研究課題/領域番号 |
22K13813
|
研究種目 |
若手研究
|
配分区分 | 基金 |
審査区分 |
小区分10020:教育心理学関連
|
研究機関 | 京都教育大学 |
研究代表者 |
赤松 大輔 京都教育大学, 教育学部, 講師 (60911360)
|
研究期間 (年度) |
2022-04-01 – 2026-03-31
|
研究課題ステータス |
交付 (2022年度)
|
配分額 *注記 |
4,550千円 (直接経費: 3,500千円、間接経費: 1,050千円)
2025年度: 1,560千円 (直接経費: 1,200千円、間接経費: 360千円)
2024年度: 1,170千円 (直接経費: 900千円、間接経費: 270千円)

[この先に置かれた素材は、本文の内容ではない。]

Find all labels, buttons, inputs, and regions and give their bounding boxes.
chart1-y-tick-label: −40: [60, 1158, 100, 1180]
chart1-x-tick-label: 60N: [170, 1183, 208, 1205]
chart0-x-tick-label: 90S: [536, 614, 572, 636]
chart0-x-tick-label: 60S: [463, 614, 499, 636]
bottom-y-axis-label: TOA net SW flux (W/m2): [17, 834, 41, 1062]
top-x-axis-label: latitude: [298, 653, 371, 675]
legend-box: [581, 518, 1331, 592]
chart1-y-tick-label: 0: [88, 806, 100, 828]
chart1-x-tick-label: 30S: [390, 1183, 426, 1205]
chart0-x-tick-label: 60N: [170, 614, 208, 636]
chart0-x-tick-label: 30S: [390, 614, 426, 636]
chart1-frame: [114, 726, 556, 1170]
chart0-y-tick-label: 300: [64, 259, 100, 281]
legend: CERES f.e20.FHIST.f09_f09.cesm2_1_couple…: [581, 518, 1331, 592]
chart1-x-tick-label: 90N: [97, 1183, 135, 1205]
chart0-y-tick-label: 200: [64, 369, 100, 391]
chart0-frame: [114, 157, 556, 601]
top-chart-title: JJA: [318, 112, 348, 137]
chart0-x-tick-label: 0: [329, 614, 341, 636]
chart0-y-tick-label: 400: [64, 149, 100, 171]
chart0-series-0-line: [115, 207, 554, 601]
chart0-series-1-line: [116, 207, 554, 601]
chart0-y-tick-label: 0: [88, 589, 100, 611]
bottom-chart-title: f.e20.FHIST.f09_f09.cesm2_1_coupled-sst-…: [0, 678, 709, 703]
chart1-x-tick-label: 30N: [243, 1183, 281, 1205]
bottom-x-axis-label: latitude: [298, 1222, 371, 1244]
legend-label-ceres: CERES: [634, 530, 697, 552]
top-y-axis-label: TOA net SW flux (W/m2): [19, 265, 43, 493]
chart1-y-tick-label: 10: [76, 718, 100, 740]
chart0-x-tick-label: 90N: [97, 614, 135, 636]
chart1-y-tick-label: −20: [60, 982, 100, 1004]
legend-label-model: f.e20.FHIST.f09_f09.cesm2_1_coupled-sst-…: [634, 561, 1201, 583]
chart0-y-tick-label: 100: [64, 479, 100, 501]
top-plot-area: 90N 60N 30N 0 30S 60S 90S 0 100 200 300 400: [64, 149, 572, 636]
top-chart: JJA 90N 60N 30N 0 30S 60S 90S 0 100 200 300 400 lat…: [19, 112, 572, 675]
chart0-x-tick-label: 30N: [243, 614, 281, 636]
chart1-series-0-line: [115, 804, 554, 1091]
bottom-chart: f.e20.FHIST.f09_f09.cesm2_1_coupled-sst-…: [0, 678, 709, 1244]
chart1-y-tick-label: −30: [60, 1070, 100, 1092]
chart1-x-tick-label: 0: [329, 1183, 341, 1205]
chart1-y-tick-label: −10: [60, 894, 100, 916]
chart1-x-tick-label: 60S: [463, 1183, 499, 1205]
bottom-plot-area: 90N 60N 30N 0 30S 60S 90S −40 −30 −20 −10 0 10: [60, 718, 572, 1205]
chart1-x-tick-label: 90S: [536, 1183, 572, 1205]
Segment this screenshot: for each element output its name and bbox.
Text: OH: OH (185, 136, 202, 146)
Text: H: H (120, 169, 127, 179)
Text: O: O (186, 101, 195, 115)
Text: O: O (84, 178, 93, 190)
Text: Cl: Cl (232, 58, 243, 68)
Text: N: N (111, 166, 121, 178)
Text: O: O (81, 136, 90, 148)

2023年度: 650千円 (直接経費: 500千円、間接経費: 150千円)
2022年度: 1,170千円 (直接経費: 900千円、間接経費: 270千円)
|
キーワード | 失敗観 / 学習方略 / 動機づけ / 計算論モデル / 数理モデル / 計算論モデリング / 経験サンプリング |
研究開始時の研究の概要 |
本研究の目的は,生徒の失敗観を「脅威性」と「活用可能性」の2軸から分類する失敗観タイプの発想に基づき,各タイプの中高生の行動面の特徴を明らかにすることである。 研究方法としては,大規模な縦断的調査,経験サンプリング法,オンライン実験を通してデータを収集し,時系列モデルや強化学習モデルといった数理モデルに基づく分析を行う。 上記の多角的な検討を通して,「失敗を恐れず活かせる」生徒の特徴を明らかにし,その成果を広く発信し,失敗観タイプに基づく生徒理解と学習支援のあり方を教育心理学研究と教育現場の双方に導入していくことを試みる。
|
研究実績の概要 |
本研究課題は,失敗に対する学習者の信念である失敗観について,「脅威性の認知」と「活用可能性の認知」の2軸から学習者を分類する失敗観タイプの視点に基づき,各タイプに該当する学習者の行動的特徴を明らかにするものである。2022年度の成果は以下の通りである。 まず,学業場面での失敗や失敗観に関する国内外の先行研究のレビューを行い,失敗観の概念的位置づけについて整理し,本研究で想定する行動的指標との関連の妥当性について確認した。特に,近年注目される「社会性と情動の学習」の観点から失敗観の特徴を論じ,先行研究の課題や今後の研究の方向性について概観した。この成果は,査読付き国際誌へプロポーザルが採択され,2023年度に投稿される予定である。 次に,失敗観の影響を受ける結果変数とであるアカデミックリスクテイキング行動に関する尺度が昨年に発表されたことを受け(Abercrombie et al., 2022),アカデミックリスクテイキング尺度の日本語版尺度作成に着手した。具体的には原著者であるSara Anne Abercrombie氏から日本語版への尺度翻訳の許諾を受け,翻訳作業を行った。英語から日本語への翻訳,バックトランスレーションおよび専門家による妥当性の確認を経て,日本語版尺度の質問項目は概ね完成した。 そして,次年度以降に行う予定である経験サンプリング法を用いた研究に関する予備的検討を開始した。
|
現在までの達成度 (区分) |
現在までの達成度 (区分)
3: やや遅れている
理由
2022年度は,先行研究のレビューと,失敗観と学習行動の関係性に関する縦断調査を行う予定であった。縦断的研究の際に,検討する学習行動の指標の1つであるアカデミックリスクテイキング行動については,長らく心理学研究において確立した心理尺度が扱われてこなかったため,一部の先行研究で使用された質問項目をもとに自作する予定であった。しかし,昨年にアカデミックリスクテイキング行動を測定する大学生用尺度が開発された(Abercrombie et al., 2022)。そのため,それを翻訳して用いる方針に本研究の計画を変更した。その結果,2022年度は尺度の翻訳等の作業を行うことになり,その予定変更に伴い,従来の想定であった縦断調査は行わないことになった。
|
今後の研究の推進方策 |
今後は,作成したアカデミックリスクテイキング行動の日本語版項目を用いた実証研究を行う。まず,大学生を対象とした妥当性検証を行う。次に,生徒を対象としたバージョンの尺度を作成する。その後,本研究課題の主眼である失敗観との関連を検討する。並行して,失敗観と学習行動の関連に関する経験サンプリング法の予備調査を行う。